Mittlerweile genießt die Äbtissin, Dichterin, Visionärin, Theologin, Natur- und Heilkundlerin, die nach heutigen Maßstäben ein wahres Multitalent war, eine große Popularität. Menschen entdecken die innere Einkehr, die „Auszeit“, und besuchen bereitwillig Klöster, Abteien und deren Kräutergärten.
Wenn man sich ernsthaft auf die Spuren der 2012 durch Papst Benedikt XVI. heiliggesprochenen Hildegard begeben will, empfiehlt sich der Besuch des Museums am Binger Rheinufer. Die sehr anschauliche Ausstellung informiert über Leben und Werk Hildegards. Im Außenbereich lockt der heilsame „Hildegarten“ und gibt Zeugnis ab über Hildegards Lehre von der Heilkraft der Pflanzen.

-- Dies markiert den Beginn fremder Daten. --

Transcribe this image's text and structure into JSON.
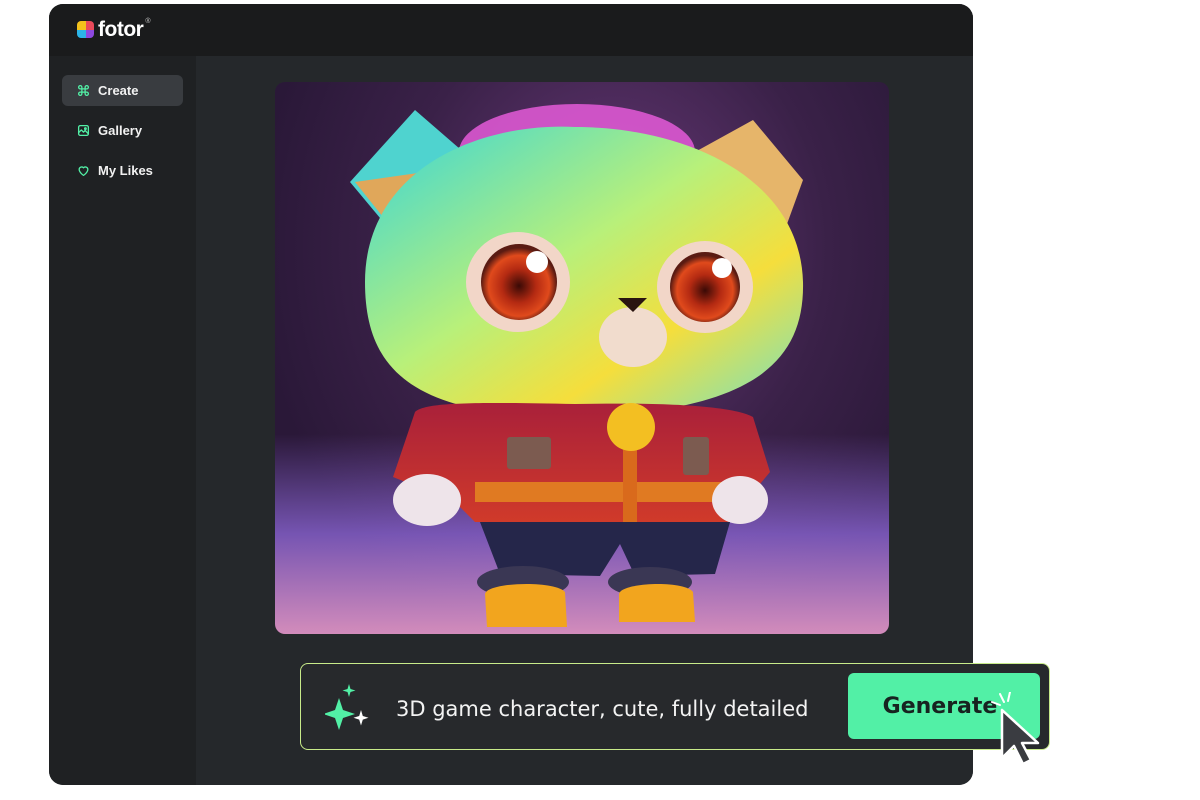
{
  "app": {
    "logo_text": "fotor",
    "logo_reg": "®",
    "colors": {
      "accent": "#52f0a6",
      "prompt_border": "#c8eb8a",
      "panel": "#25282b",
      "sidebar": "#1f2123",
      "topbar": "#1a1b1c"
    }
  },
  "sidebar": {
    "items": [
      {
        "label": "Create",
        "icon": "command-icon",
        "active": true
      },
      {
        "label": "Gallery",
        "icon": "image-icon",
        "active": false
      },
      {
        "label": "My Likes",
        "icon": "heart-icon",
        "active": false
      }
    ]
  },
  "main": {
    "artwork": {
      "subject": "generated-artwork"
    }
  },
  "prompt": {
    "icon": "sparkle-icon",
    "value": "3D game character, cute, fully detailed",
    "generate_label": "Generate",
    "cursor_icon": "mouse-pointer-icon"
  }
}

Und das kann manchmal durchaus seltsam sein: Vom warmen Blut und schwarzer Galle und der Magie der Pflanzen ist hier die Rede. Es steht auch geschrieben in dem legendären naturkundlichen Werk „Physica“ der Hildegard von Bingen aus dem Jahr 1133, von der das Museum das Original besitzt. Modelle historischer Klöster mit Hildegard-Bezug zeugen von der einstigen Pracht. So gibt es zum Beispiel eine Rekonstruktion des Klosters am Rupertsberg, das im Dreißigjährigen Krieg zerstört wurde. Graphiken machen das Leben und das Wirken Hildegards anschaulich.

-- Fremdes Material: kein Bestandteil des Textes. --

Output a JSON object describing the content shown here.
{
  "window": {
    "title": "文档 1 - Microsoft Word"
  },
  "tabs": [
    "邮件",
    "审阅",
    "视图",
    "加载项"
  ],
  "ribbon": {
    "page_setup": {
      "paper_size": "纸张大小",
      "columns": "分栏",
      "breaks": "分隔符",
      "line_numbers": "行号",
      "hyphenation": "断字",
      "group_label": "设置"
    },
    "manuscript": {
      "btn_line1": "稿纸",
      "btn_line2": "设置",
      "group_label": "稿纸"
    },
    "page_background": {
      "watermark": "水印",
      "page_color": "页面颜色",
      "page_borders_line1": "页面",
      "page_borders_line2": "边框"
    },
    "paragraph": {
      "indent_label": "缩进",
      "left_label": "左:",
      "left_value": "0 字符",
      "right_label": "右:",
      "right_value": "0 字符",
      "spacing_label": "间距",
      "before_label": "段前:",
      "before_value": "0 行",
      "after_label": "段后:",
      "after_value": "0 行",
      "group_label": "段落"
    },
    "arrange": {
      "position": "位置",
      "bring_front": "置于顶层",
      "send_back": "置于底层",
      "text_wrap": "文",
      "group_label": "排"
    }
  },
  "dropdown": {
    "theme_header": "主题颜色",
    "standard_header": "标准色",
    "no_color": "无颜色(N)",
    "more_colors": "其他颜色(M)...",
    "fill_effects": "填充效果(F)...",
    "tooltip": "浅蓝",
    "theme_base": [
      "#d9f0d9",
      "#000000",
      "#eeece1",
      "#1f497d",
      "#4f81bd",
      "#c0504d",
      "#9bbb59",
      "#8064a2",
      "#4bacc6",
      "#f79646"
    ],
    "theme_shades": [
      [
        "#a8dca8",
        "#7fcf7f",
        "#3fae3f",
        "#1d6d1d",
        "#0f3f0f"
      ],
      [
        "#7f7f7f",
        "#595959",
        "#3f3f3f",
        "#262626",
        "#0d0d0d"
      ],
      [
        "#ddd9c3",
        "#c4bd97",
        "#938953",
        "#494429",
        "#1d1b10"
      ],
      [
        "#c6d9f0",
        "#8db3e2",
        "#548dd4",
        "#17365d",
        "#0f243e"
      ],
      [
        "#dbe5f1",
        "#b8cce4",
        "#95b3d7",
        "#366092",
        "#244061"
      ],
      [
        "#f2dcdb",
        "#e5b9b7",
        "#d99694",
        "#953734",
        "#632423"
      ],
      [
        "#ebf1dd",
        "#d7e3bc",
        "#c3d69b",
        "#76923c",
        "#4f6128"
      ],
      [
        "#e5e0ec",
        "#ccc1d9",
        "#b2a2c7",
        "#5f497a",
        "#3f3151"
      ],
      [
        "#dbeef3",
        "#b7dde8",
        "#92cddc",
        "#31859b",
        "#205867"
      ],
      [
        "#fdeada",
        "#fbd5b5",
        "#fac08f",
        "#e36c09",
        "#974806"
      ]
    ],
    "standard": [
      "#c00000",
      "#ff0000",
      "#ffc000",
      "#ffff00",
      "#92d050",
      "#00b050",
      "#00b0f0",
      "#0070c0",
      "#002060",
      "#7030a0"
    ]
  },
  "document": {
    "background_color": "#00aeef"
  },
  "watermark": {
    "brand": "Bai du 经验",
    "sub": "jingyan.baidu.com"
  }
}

In Anbetracht der milde angestrahlten Kirchenfenster, die es dort auch zu sehen gibt, kommt sogar etwas wie Besinnlichkeit auf. Auf einem sieht man Hildegard, wie sie Noten auf ein Papier malt, denn komponiert hat sie außerdem. Leise wird der Besucher im Hintergrund von mittelalterlicher Kirchenmusik beschallt, während er dann vielleicht die mystischen Motive des Bildzyklus „Scivias“ auf sich wirken lässt. „Wisse die Wege des Herren“, ist eines der Leitmotive Hildegards und zugleich Titel ihres ersten theologischen Werkes aus dem Jahr 1151 oder 1152, das ihre 26 Visionen mit Illustrationen beschrieb.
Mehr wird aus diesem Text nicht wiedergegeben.